Opened 18 months ago
Last modified 2 months ago
#34699 assigned Cleanup/optimization
Filtering on annotated TruncSecond expression gives unexpected result.
Reported by: | Stefan | Owned by: | Wes P. |
---|---|---|---|
Component: | Database layer (models, ORM) | Version: | 4.2 |
Severity: | Normal | Keywords: | |
Cc: | Aymeric Augustin | Triage Stage: | Accepted |
Has patch: | yes | Needs documentation: | no |
Needs tests: | no | Patch needs improvement: | no |
Easy pickings: | no | UI/UX: | no |
Description
With a non-UTC time zone:
TIME_ZONE = 'Europe/Berlin'
and a simply query like so
from django.db.models.functions import TruncSecond from django.utils import timezone book = Book.objects.get(id=2) now = timezone.now() book.published = now book.save() Book.objects.annotate(_published_trunc=TruncSecond('published')).filter(id=2, _published_trunc__lte=now)
The result is empty; I have simply filtered now
against a second-trunced version of now
so I would expect a result.
However under the hood the _published_now
column is converted to a naive timestamp using AT TIME ZONE 'Europe/Berlin'
and is thus a naive timestamp 2 hours ahead of UTC.
SELECT "book"."id", "book"."published", DATE_TRUNC('second', "book"."published" AT TIME ZONE 'Europe/Berlin') AS "_published_trunc" FROM "book" WHERE ("book"."id" = 2 AND DATE_TRUNC('second', "book"."_published_trunc" AT TIME ZONE 'Europe/Berlin') <= '2023-07-04 11:59:00+02:00'::timestamptz)
The filter compares a naive timestamp to an aware one, but assumes the LHS naive timestamp is a UTC timestamp - which it is not, it is Berlin time.
Workaround
1) Use TruncSecond(now)
in the filter so the compared naive timestamps are the same.
2) Use _published_trunc=TruncSecond('published', tzinfo=datetime.timezone.utc)
- I don't like this though.
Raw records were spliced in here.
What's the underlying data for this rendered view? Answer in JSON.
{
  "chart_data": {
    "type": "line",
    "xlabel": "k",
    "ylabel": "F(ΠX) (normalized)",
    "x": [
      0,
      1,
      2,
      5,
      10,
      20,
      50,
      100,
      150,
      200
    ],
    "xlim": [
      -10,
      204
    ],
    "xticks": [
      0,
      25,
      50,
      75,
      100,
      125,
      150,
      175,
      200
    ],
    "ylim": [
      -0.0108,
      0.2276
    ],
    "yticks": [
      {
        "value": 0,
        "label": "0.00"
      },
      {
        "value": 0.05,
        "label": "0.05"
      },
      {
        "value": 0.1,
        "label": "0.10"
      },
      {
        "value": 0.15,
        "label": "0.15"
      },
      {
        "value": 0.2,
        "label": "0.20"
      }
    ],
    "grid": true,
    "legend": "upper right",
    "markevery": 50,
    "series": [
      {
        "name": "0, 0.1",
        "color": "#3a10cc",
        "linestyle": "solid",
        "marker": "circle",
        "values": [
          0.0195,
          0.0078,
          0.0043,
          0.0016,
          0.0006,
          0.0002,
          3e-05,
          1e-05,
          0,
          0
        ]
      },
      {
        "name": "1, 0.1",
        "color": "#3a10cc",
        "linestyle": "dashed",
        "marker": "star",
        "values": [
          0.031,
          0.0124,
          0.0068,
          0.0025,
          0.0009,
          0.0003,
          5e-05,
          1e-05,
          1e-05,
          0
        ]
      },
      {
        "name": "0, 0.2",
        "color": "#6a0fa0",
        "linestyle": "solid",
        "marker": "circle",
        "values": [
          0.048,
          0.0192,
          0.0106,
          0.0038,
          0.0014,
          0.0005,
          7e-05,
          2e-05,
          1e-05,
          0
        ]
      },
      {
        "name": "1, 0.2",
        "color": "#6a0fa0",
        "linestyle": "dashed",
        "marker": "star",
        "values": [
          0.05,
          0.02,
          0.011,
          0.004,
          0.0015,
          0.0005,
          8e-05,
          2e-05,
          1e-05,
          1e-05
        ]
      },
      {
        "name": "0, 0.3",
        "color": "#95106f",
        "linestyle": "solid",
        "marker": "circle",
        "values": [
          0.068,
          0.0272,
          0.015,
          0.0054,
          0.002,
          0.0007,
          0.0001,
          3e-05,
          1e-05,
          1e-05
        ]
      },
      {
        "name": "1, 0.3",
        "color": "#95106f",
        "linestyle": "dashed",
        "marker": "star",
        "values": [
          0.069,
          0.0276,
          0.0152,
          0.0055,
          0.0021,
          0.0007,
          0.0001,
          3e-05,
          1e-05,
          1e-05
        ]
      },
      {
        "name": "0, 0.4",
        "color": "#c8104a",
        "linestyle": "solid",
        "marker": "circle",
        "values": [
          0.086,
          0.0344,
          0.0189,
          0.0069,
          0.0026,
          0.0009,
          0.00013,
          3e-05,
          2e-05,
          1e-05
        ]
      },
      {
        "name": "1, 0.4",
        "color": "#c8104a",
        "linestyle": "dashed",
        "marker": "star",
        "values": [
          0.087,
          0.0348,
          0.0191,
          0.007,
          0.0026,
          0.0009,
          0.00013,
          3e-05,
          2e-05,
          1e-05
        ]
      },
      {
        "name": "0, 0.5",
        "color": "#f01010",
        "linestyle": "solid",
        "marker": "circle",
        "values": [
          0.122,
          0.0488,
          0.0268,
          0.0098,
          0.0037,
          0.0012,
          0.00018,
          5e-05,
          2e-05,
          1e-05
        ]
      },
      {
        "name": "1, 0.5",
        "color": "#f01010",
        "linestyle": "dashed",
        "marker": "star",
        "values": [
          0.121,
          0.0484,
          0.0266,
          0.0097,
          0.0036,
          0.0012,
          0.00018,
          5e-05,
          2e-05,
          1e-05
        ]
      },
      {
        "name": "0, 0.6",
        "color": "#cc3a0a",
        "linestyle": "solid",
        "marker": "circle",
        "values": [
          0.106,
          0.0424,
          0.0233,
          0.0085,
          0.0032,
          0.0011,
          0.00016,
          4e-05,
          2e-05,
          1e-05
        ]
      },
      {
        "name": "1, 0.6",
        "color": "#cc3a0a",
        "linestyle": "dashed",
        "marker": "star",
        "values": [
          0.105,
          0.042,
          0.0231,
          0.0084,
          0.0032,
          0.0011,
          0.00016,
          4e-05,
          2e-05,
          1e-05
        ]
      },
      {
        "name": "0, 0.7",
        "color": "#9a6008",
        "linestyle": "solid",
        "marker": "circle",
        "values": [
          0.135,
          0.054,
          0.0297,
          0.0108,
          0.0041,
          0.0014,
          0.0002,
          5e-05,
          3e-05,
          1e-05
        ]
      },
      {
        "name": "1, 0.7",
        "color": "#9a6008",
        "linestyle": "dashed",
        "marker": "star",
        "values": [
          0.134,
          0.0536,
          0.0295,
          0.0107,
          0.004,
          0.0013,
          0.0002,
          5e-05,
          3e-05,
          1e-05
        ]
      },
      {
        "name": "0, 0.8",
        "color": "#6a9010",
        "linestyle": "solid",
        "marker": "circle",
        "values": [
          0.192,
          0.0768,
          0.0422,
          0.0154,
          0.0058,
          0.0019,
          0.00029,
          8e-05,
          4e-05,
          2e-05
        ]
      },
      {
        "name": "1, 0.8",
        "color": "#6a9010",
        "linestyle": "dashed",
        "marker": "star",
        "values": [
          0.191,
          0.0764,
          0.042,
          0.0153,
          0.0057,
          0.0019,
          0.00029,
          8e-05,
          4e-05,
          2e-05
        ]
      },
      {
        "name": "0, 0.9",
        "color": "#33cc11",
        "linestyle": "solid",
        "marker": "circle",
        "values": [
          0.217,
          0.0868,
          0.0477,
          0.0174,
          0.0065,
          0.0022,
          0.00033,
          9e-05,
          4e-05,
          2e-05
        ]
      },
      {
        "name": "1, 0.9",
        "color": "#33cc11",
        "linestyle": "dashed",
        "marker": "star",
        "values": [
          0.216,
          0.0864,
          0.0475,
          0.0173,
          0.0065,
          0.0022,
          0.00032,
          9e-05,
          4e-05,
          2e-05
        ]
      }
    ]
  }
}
It's not clear without a comment why the tzinfo is needed and it assumes the database will compare timezones using UTC.
Change History (15)
comment:1 by , 18 months ago
Cc: | added |
---|---|
Component: | Uncategorized → Database layer (models, ORM) |
comment:2 by , 18 months ago
comment:3 by , 18 months ago
Owner: | changed from | to
---|---|
Status: | new → assigned |
comment:4 by , 18 months ago
I've been trying to understand this report to properly triage it. From the docs for Trunc
and derivatives, when describing DateTimeField truncation, the example given shows this:
>>> Experiment.objects.annotate( ... date=TruncDate("start_datetime"), ... day=TruncDay("start_datetime", tzinfo=melb), ... hour=TruncHour("start_datetime", tzinfo=melb), ... minute=TruncMinute("start_datetime"), ... second=TruncSecond("start_datetime"), ... ).values("date", "day", "hour", "minute", "second").get() {'date': datetime.date(2014, 6, 15), 'day': datetime.datetime(2014, 6, 16, 0, 0, tzinfo=zoneinfo.ZoneInfo('Australia/Melbourne')), 'hour': datetime.datetime(2014, 6, 16, 0, 0, tzinfo=zoneinfo.ZoneInfo('Australia/Melbourne')), 'minute': 'minute': datetime.datetime(2014, 6, 15, 14, 30, tzinfo=timezone.utc), 'second': datetime.datetime(2014, 6, 15, 14, 30, 50, tzinfo=timezone.utc) }
The text and examples seem to indicate that when the stored datetime is in a given timezone, that tz would be used in the truncation unless otherwise specified by the tzinfo
param.
@stefan, can you double check that the values for published
are actually datetimes in the tz you configured you app?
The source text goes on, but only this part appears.